28日馬見原から国見峠経由で木浦橋を目指すが、あと1時間程の場所で全面通行止め椎葉林道経由と4時間の大迂回となった。
木浦橋到着は6時近くとなり予定が少し狂う。
少し仮眠して出発する。
ビバーク予定で出発する。
八代ドッペルの記録では10∼12時間となっている。
林道を10分も歩くと右下の踏み跡を辿ると入渓地である。
ワラジ、安全ベルトを付けて、まだ冷たい渓流に足を入れる。
アブが多い。5年前の尾鈴山矢櫃谷を思い出し嫌な予感がする。
予感は的中し、この後アブやブヨに悩まされる。
谷の方は、早速ゴルジュとなり釜や淵が続く。
この谷は水量が豊富で「当たったね。」とYと話す。
1時間でそごう谷と出合う。
下山はこの谷を下ることになるので頭に入れておく。
この後も遡行図のとおり釜、淵、滝が続き楽しみながら遡行を続ける。
中でも80m大滝へと続く大小の滝、
連瀑帯は最高でここまで来た甲斐があった。
この大滝は多量も水を放出し空中に舞った水は中段で腰を折り、
下部は斜め滝となって、凄まじい勢いで落下している。
しばしこの光景に見とれる。
3分の2程までは直登できそうだが、
この水量では流されそうで右に高巻きする。
上部は一旦単調なゴーロとなって最後の連瀑帯となる。ねじれ滝を過ぎ2段6m滝を登ると、実質的な遡行は終わった。

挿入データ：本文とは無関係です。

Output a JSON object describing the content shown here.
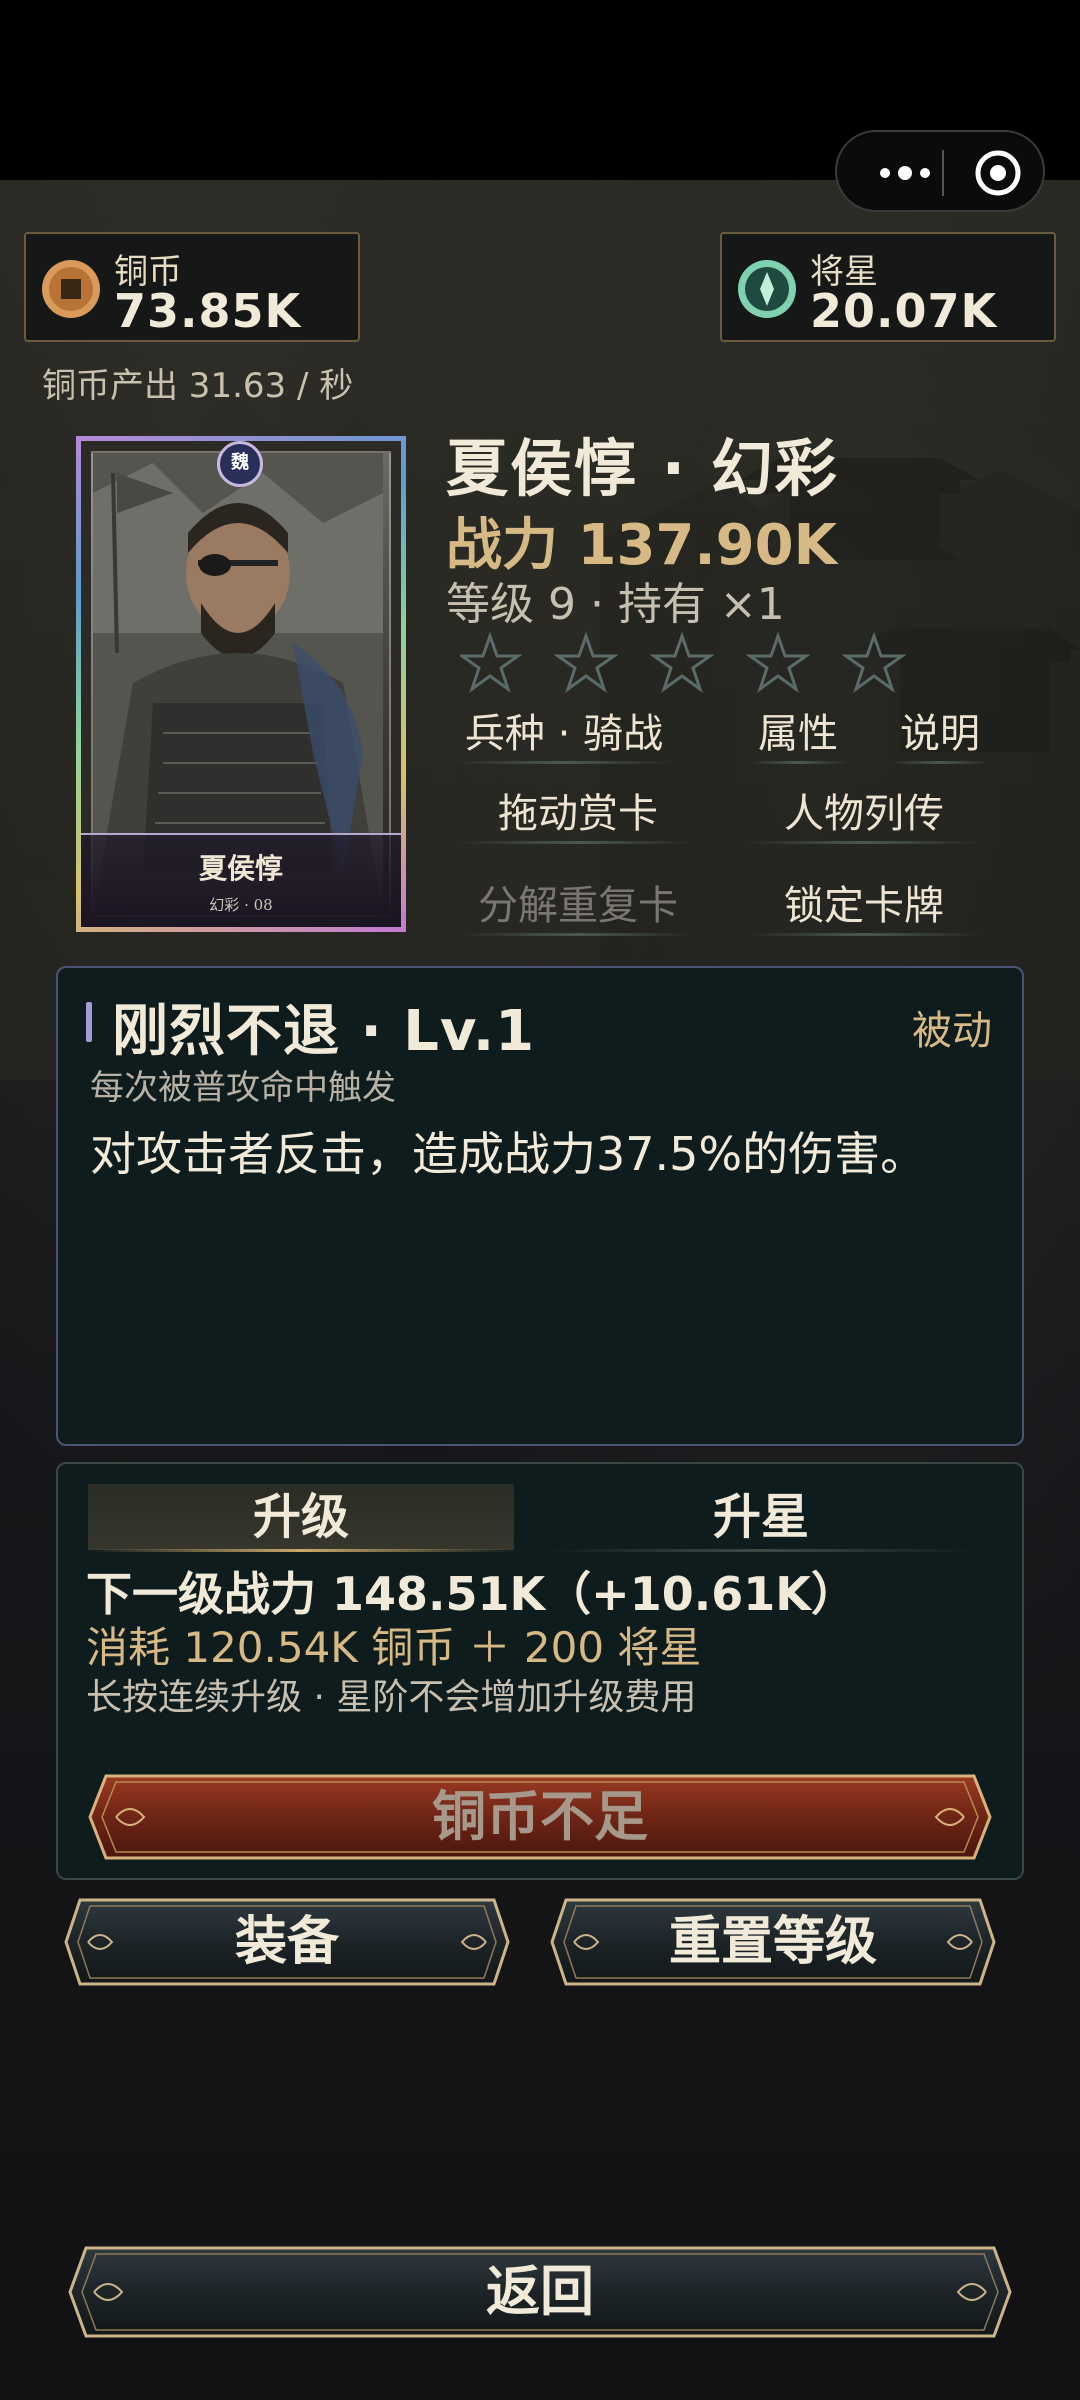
{
  "capsule": {
    "more_icon": "more-dots-icon",
    "close_icon": "target-circle-icon"
  },
  "currencies": {
    "coin": {
      "label": "铜币",
      "value": "73.85K",
      "icon": "copper-coin-icon",
      "color": "#d99a5a"
    },
    "star": {
      "label": "将星",
      "value": "20.07K",
      "icon": "general-star-icon",
      "color": "#7fd1b0"
    },
    "rate_text": "铜币产出 31.63 / 秒"
  },
  "card": {
    "kingdom": "魏",
    "name": "夏侯惇",
    "sub": "幻彩 · 08"
  },
  "hero": {
    "title": "夏侯惇 · 幻彩",
    "power": "战力 137.90K",
    "level": "等级 9 · 持有 ×1",
    "stars_filled": 0,
    "stars_total": 5
  },
  "menu": {
    "troop": "兵种 · 骑战",
    "attributes": "属性",
    "explain": "说明",
    "drag_card": "拖动赏卡",
    "biography": "人物列传",
    "decompose": "分解重复卡",
    "lock": "锁定卡牌"
  },
  "skill": {
    "name": "刚烈不退 · Lv.1",
    "type": "被动",
    "trigger": "每次被普攻命中触发",
    "desc": "对攻击者反击，造成战力37.5%的伤害。"
  },
  "upgrade": {
    "tab_level": "升级",
    "tab_star": "升星",
    "next": "下一级战力 148.51K（+10.61K）",
    "cost": "消耗 120.54K 铜币 ＋ 200 将星",
    "hint": "长按连续升级 · 星阶不会增加升级费用",
    "action": "铜币不足"
  },
  "buttons": {
    "equip": "装备",
    "reset": "重置等级",
    "back": "返回"
  },
  "colors": {
    "gold": "#d6b985",
    "panel": "#0f1c1e",
    "accent_purple": "#a69ad8",
    "danger_btn": "#7a2a1c"
  }
}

記録ではこの後水は流れていないが、今日はいつまでも流れの中を登った。忠実に沢を詰め急斜面の草付きに喘ぎクマササ斜面をひと頑張りで霧立越の縦走路に飛び出した。
水吞の頭の三角点は直ぐ目と鼻の先であった。間違えず忠実に沢を遡行し満足感が湧いてくる。
縦走路を南下する。
展望の利かない縦走路で宮崎国体の際に整備されたと言うが、
クマササで覆われすっきりしない。
1時間ほどで展望が利く場所に来たが、
下降点の1443m三角点ピークか判然としない。
深いクマササを掻き分け、やっとのことで三角点を見つけた。
ここから東に向かう支尾根をがむしゃらに藪漕ぎした。
何度か樹に登り確認する。
ルートを見失い悪戦苦闘。
どうにかそごう谷に下った。
単調なゴーロの連続で高度をどんどん下げることができた。
滝、釜、淵をかわしながら木浦谷に戻った。
皆言葉には出さないが、その安堵感は足取りで分かる。
ここからは小径があり15分で木浦橋に戻った。
陽はすっかり落ちて、もう夜である。
棒のようになった足で冷やしていたビールを取りに行く。
一口のビールはいつもに増して最高。満点の星空。こんな美しい星空は最近みていない。今日の遡行の満足感がそう見えるのだろう。
29日8時20分木浦橋を後にする。
国見峠は全面通行止めに反して無事通過できた。
あの電光掲示板は何だったのか。
阿蘇地獄温泉に寄って、Y宅でお世話になって帰宅する。